À Dioura, la chute du camp des FAMa et le poids d’un nouveau revers

À Dioura, la chute du camp des FAMa et le poids d’un nouveau revers

Le camp militaire de Dioura, dans la région de Mopti, a été frappé le 10 septembre par un assaut d’une rare violence. Le bilan humain s’annonce très lourd : près de 80 militaires maliens y auraient perdu la vie. Plusieurs soldats restent introuvables et d’autres auraient été faits prisonniers. Ce qui s’est joué ce jour-là pourrait constituer l’un des revers les plus sanglants essuyés ces dernières années par les forces armées maliennes.

Quelques heures seulement après les combats, le Groupe de soutien à l’islam et aux musulmans (JNIM), affilié à Al-Qaïda, a revendiqué l’opération. L’organisation armée affirme avoir pris le contrôle du camp avant de s’en retirer.

Un camp réputé stratégique tombé entre les mains du JNIM

La séquence interpelle au-delà du seul bilan humain. Elle démontre qu’une position militaire considérée comme importante peut encore être investie avec une violence extrême, et ce malgré les multiples opérations menées depuis des années contre les groupes armés dans cette partie du pays.

Pour les habitants de Dioura et des villages environnants, la question ne se limite pourtant pas au décompte des pertes. Chaque attaque réactive la même crainte : voir la violence franchir un peu plus la frontière des zones habitées.

Dans le centre du Mali, des civils en première ligne

Les communautés de cette zone vivent depuis longtemps au rythme des affrontements, des déplacements forcés et des restrictions qu’impose l’insécurité. Un camp militaire devrait, en principe, incarner une forme de protection. Sa chute adresse donc un signal particulièrement anxiogène à ceux qui vivent à proximité.

Disparitions et captures : des familles dans l’attente

Les soldats portés disparus, les éventuelles captures et l’incertitude sur le sort de certains militaires alourdissent encore le climat. Les familles guettent la moindre information, tandis que les communautés redoutent de nouveaux affrontements ou des représailles.

La vie quotidienne s’en trouve elle aussi bouleversée. Les déplacements se réduisent, le commerce tourne au ralenti et l’accès aux services essentiels se fragilise. Une insécurité d’ordre militaire se mue alors en crise sociale durable.

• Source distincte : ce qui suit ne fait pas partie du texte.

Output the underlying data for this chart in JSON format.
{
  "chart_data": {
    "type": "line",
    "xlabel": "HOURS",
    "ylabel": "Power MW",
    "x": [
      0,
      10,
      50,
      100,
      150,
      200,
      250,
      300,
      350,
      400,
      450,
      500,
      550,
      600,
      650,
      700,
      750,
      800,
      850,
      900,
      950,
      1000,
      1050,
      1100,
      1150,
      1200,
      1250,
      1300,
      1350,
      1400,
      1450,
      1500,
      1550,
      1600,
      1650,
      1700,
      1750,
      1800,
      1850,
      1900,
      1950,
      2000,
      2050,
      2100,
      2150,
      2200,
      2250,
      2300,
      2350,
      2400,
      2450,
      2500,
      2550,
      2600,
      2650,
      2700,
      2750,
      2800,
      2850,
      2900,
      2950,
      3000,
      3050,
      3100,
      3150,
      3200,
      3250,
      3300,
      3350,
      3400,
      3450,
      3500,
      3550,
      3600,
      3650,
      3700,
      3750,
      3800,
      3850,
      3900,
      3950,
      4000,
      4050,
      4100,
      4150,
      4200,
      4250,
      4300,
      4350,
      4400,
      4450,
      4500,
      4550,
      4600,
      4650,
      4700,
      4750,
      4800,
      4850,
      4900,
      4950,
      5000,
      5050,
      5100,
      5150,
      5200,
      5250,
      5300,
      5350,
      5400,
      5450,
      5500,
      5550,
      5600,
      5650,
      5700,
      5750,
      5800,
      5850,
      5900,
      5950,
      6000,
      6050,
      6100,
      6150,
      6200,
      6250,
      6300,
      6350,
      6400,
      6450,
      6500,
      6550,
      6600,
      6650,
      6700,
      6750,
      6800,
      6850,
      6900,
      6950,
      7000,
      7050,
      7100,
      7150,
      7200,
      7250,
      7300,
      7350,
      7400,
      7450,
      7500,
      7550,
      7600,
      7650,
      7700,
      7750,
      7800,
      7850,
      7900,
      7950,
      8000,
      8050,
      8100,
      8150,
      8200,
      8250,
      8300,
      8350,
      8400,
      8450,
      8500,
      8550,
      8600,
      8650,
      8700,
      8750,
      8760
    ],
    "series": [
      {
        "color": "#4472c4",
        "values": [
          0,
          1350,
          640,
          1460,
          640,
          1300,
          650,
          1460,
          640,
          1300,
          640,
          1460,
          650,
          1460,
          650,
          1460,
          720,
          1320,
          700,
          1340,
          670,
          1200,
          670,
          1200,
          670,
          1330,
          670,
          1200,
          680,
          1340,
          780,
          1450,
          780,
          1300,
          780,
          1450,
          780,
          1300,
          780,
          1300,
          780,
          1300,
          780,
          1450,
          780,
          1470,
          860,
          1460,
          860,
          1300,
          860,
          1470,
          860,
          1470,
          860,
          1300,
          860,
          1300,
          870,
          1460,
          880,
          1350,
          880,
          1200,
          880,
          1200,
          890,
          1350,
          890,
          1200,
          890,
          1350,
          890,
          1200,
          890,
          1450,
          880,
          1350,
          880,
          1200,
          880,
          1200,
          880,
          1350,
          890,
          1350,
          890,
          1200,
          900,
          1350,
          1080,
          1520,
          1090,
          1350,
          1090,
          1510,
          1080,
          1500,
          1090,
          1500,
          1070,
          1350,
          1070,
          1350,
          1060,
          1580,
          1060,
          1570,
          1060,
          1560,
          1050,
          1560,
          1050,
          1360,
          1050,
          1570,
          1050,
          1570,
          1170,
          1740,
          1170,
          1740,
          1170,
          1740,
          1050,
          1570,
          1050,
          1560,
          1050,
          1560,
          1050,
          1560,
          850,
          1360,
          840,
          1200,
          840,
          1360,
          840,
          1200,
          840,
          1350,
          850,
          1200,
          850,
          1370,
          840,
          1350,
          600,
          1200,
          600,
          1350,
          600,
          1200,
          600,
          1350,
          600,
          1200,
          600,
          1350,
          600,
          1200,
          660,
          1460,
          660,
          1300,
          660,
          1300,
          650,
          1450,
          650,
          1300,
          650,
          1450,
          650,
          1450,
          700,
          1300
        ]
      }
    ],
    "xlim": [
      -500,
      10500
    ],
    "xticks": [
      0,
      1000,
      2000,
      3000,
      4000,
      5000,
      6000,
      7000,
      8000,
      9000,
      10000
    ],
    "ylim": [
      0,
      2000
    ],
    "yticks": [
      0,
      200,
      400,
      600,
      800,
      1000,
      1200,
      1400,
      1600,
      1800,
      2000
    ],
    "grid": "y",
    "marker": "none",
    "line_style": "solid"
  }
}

Pour la junte, un discours de reconquête mis à l’épreuve

L’attaque de Dioura s’inscrit dans un contexte politique tendu pour les autorités maliennes. La junte au pouvoir a placé la reconquête du territoire et la restauration de la souveraineté nationale au cœur de son argumentaire. Elle revendique une montée en puissance des forces armées et une autonomie accrue face aux groupes jihadistes.

Les événements du 10 septembre rappellent brutalement les limites de ce message. Comment une position militaire de premier plan peut-elle être occupée pendant plusieurs heures par un groupe armé, alors que le contrôle du territoire est promis depuis des années ?

La question est d’autant plus embarrassante que les autorités ont progressivement réduit leur coopération avec certains partenaires étrangers, en assumant un choix stratégique plus autonome. Une telle orientation peut se défendre au nom de la souveraineté, mais elle reste jugée à l’aune de ses résultats. Dans la région de Mopti, le constat demeure préoccupant : l’insécurité persiste et les attaques contre les forces maliennes continuent de provoquer des pertes massives.

Le sentiment d’abandon, une menace aussi dangereuse que la peur

À Dioura comme dans d’autres zones rurales du centre du pays, les habitants doivent composer avec plusieurs menaces simultanées : la présence des groupes armés, les opérations militaires et les conséquences économiques de l’instabilité.

Le sentiment d’abandon peut devenir aussi préoccupant que la peur elle-même. Quand une population ne croit plus à la capacité de l’État à la protéger, la confiance dans les institutions s’effrite. Or la reconstruire suppose bien plus que des déclarations : sécuriser durablement les habitants, protéger les axes de circulation, permettre aux agriculteurs de travailler et garantir l’accès aux services publics.

Derrière le bilan militaire, des vies et une confiance en jeu

Le drame de Dioura ne saurait se résumer à un affrontement entre les FAMa et le JNIM. Derrière les chiffres, il y a des familles en deuil, des soldats disparus, des proches suspendus à une nouvelle et des civils gagnés par l’angoisse.

Pour la junte malienne, cet épisode constitue un avertissement sérieux. Après des années de promesses sécuritaires, la population attend des résultats tangibles. À Dioura, l’enjeu véritable n’est pas tant de savoir qui occupe temporairement un camp, mais si l’État malien est réellement en mesure de protéger ceux qui vivent autour de ces positions. Tant que cette interrogation restera ouverte, chaque nouvelle attaque risque de nourrir un peu plus l’insécurité et la désillusion.